The stadium’s pest control, unlike pest control on the rest of the UT campus, is maintained by the athletics department, Facilities Services spokesperson Laurie Lentz said. Assistant athletic director for facilities Brian Womack handles pest control and said crickets are not sprayed but are simply swept off the field after they die.
This year, the cricket population has been bigger than usual, UT biology senior lecturer John Abbott said in June. This happens every few years, he said. The right combination of weather patterns, drought followed by heavy rainfall, yield a high amount of the insects. The drought last year also killed many common cricket predators.
Womack said he did not receive any complaints about crickets from fans or spectators this weekend, but Longhorn Band members and football players both noticed a high number of the insects. Mellophone player Julieen Zhang said the crickets were mostly contained to the field.

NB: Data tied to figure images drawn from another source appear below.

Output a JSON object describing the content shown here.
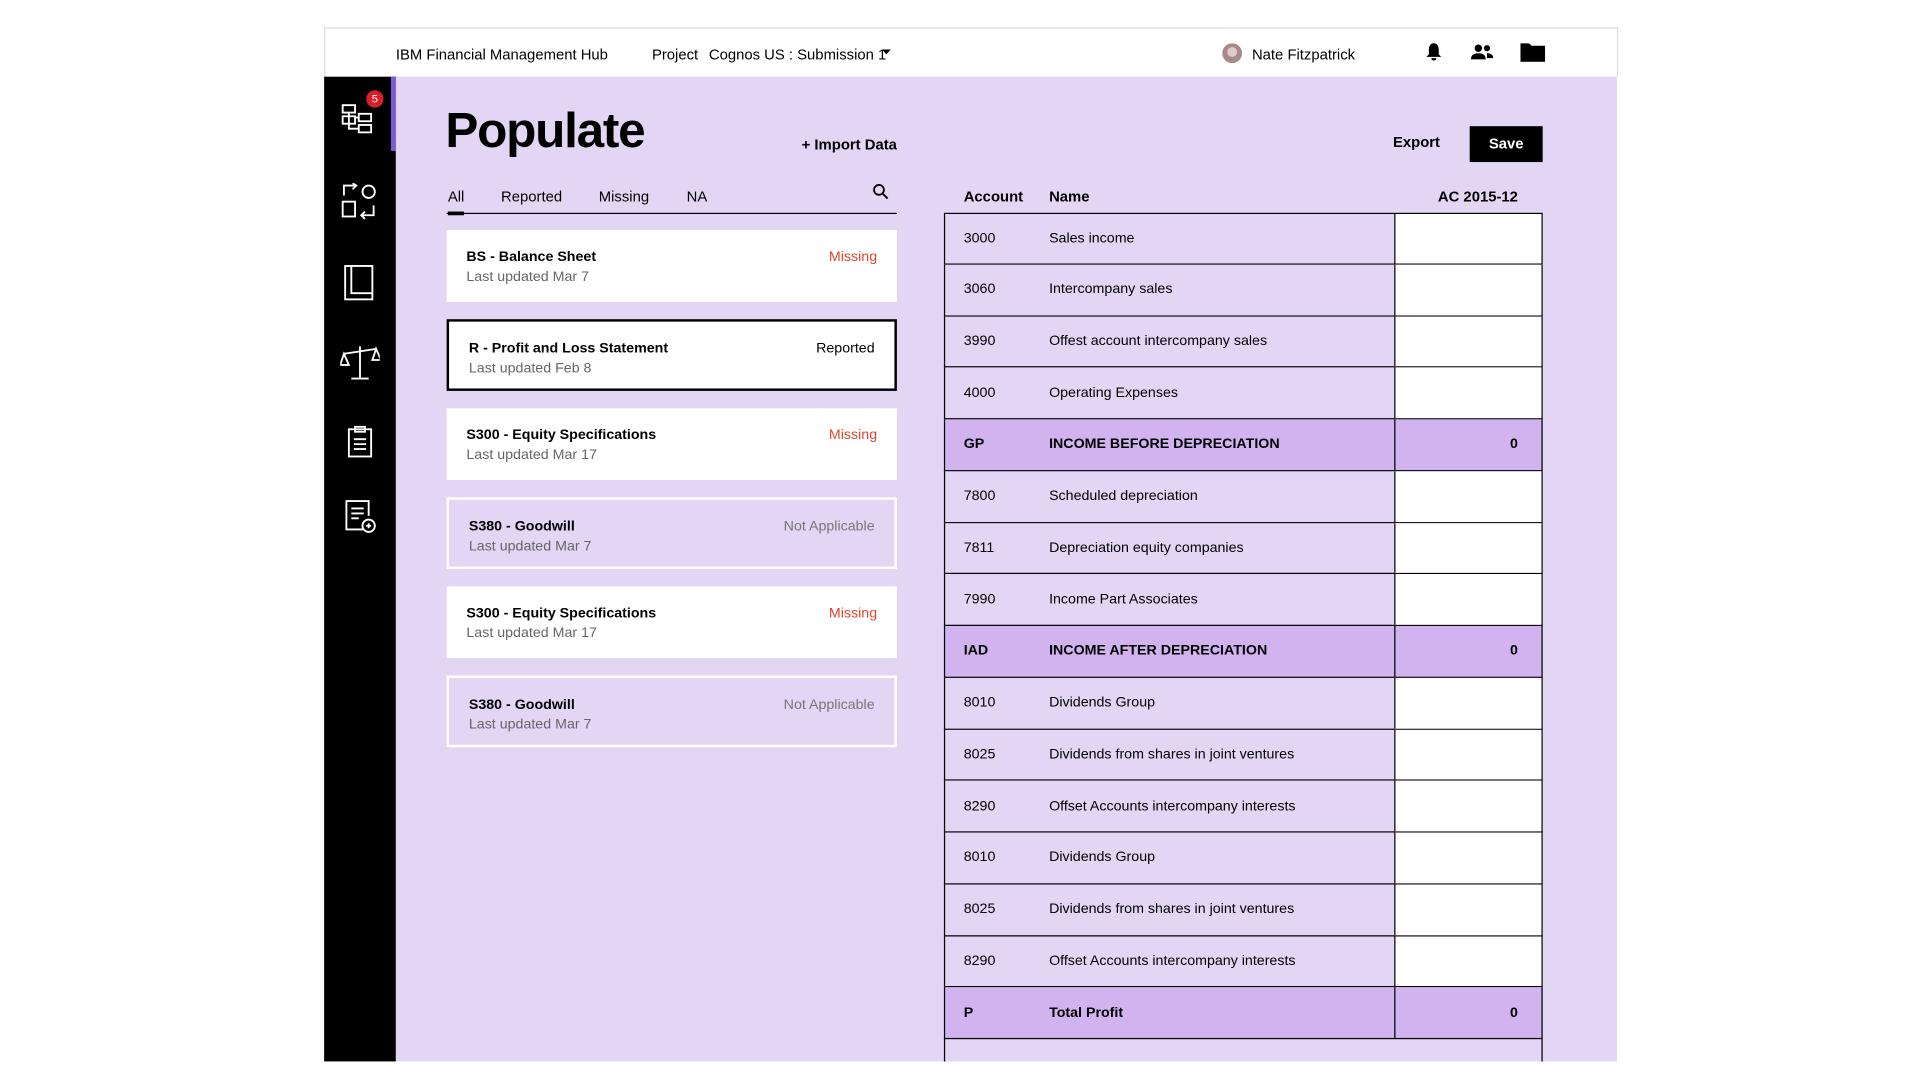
{
  "header": {
    "product": "IBM Financial Management Hub",
    "project_label": "Project",
    "project": "Cognos US : Submission 1",
    "user": "Nate Fitzpatrick"
  },
  "sidebar": {
    "badge": "5"
  },
  "page": {
    "title": "Populate",
    "import": "+ Import Data",
    "export": "Export",
    "save": "Save"
  },
  "tabs": [
    "All",
    "Reported",
    "Missing",
    "NA"
  ],
  "cards": [
    {
      "title": "BS - Balance Sheet",
      "updated": "Last updated  Mar 7",
      "status": "Missing"
    },
    {
      "title": "R - Profit and Loss Statement",
      "updated": "Last updated  Feb 8",
      "status": "Reported"
    },
    {
      "title": "S300 - Equity Specifications",
      "updated": "Last updated  Mar 17",
      "status": "Missing"
    },
    {
      "title": "S380 - Goodwill",
      "updated": "Last updated Mar 7",
      "status": "Not Applicable"
    },
    {
      "title": "S300 - Equity Specifications",
      "updated": "Last updated  Mar 17",
      "status": "Missing"
    },
    {
      "title": "S380 - Goodwill",
      "updated": "Last updated Mar 7",
      "status": "Not Applicable"
    }
  ],
  "table": {
    "columns": [
      "Account",
      "Name",
      "AC 2015-12"
    ],
    "rows": [
      [
        "3000",
        "Sales income",
        ""
      ],
      [
        "3060",
        "Intercompany sales",
        ""
      ],
      [
        "3990",
        "Offest account intercompany sales",
        ""
      ],
      [
        "4000",
        "Operating Expenses",
        ""
      ],
      [
        "GP",
        "INCOME BEFORE DEPRECIATION",
        "0"
      ],
      [
        "7800",
        "Scheduled depreciation",
        ""
      ],
      [
        "7811",
        "Depreciation equity companies",
        ""
      ],
      [
        "7990",
        "Income Part Associates",
        ""
      ],
      [
        "IAD",
        "INCOME AFTER DEPRECIATION",
        "0"
      ],
      [
        "8010",
        "Dividends Group",
        ""
      ],
      [
        "8025",
        "Dividends from shares in joint ventures",
        ""
      ],
      [
        "8290",
        "Offset Accounts intercompany interests",
        ""
      ],
      [
        "8010",
        "Dividends Group",
        ""
      ],
      [
        "8025",
        "Dividends from shares in joint ventures",
        ""
      ],
      [
        "8290",
        "Offset Accounts intercompany interests",
        ""
      ],
      [
        "P",
        "Total Profit",
        "0"
      ]
    ]
  }
}
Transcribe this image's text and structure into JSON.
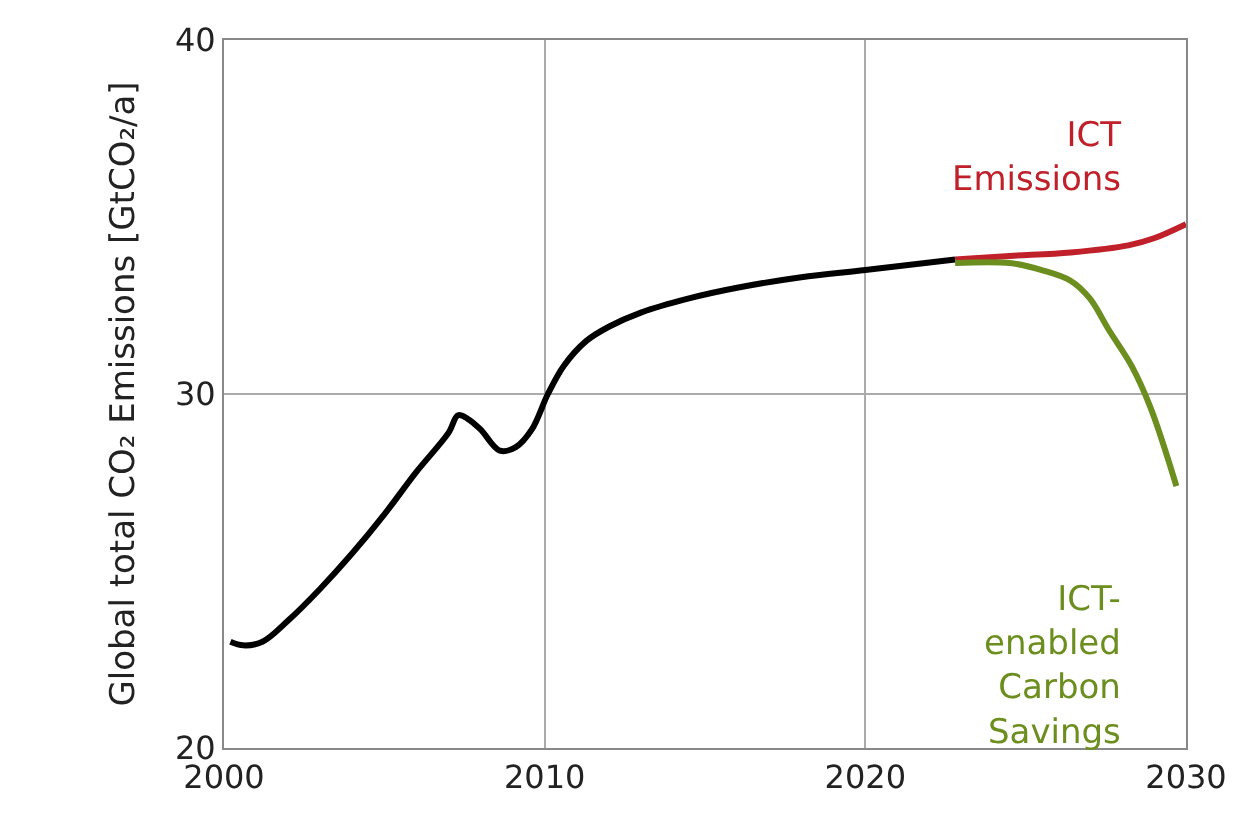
{
  "chart_data": {
    "type": "line",
    "ylabel": "Global total CO₂ Emissions [GtCO₂/a]",
    "xlim": [
      2000,
      2030
    ],
    "ylim": [
      20,
      40
    ],
    "xticks": [
      2000,
      2010,
      2020,
      2030
    ],
    "yticks": [
      20,
      30,
      40
    ],
    "grid": true,
    "legend": false,
    "marker": "none",
    "line_style": "solid",
    "series": [
      {
        "color": "#000000",
        "x": [
          2000.2,
          2000.6,
          2001.2,
          2002,
          2003,
          2004,
          2005,
          2006,
          2007,
          2007.3,
          2007.6,
          2008,
          2008.6,
          2009.1,
          2009.6,
          2010.1,
          2010.6,
          2011.3,
          2012,
          2013,
          2014.5,
          2016,
          2018,
          2020,
          2022.8
        ],
        "values": [
          23.0,
          22.9,
          23.0,
          23.6,
          24.5,
          25.5,
          26.6,
          27.8,
          28.9,
          29.4,
          29.3,
          29.0,
          28.4,
          28.5,
          29.0,
          30.0,
          30.8,
          31.5,
          31.9,
          32.3,
          32.7,
          33.0,
          33.3,
          33.5,
          33.8
        ]
      },
      {
        "name": "ICT Emissions",
        "color": "#c0202a",
        "x": [
          2022.8,
          2024.5,
          2026.4,
          2028.2,
          2029,
          2030
        ],
        "values": [
          33.8,
          33.9,
          34.0,
          34.2,
          34.4,
          34.8
        ]
      },
      {
        "name": "ICT-enabled Carbon Savings",
        "color": "#6b8e1e",
        "x": [
          2022.8,
          2024.5,
          2025.5,
          2026.4,
          2027,
          2027.6,
          2028.3,
          2028.9,
          2029.7
        ],
        "values": [
          33.7,
          33.7,
          33.5,
          33.2,
          32.7,
          31.8,
          30.8,
          29.6,
          27.4
        ]
      }
    ]
  }
}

“When I got on the field, it was literally raining crickets,” Zhang said. “One of them landed on my shoulder sometime toward the end of the show.”
Zhang, an accounting graduate student, said the cricket stayed on her shoulder for the remaining minute of the performance until she could finally flick it off. In her four years of marching at the stadium, Zhang said she had never seen anything like Saturday’s crickets.
“Before we did halftime, I saw them but I thought they were just like regular moths flying around,” Zhang said.
She said the crickets were a nuisance, but the band’s performance was unaffected.
Left guard Trey Hopkins said the crickets were numerous, but that he did not notice them until near the end of the game when one of the bugs jumped up and started crawling on his arm. Junior cornerback Carrington Byndom said he remembered seeing them while he was on the bench.
“I don’t know, maybe it’s getting kind of bad around here. Maybe there’s a cricket epidemic going on around here,” Byndom said. “I didn’t really notice it. I think it’ll be OK.”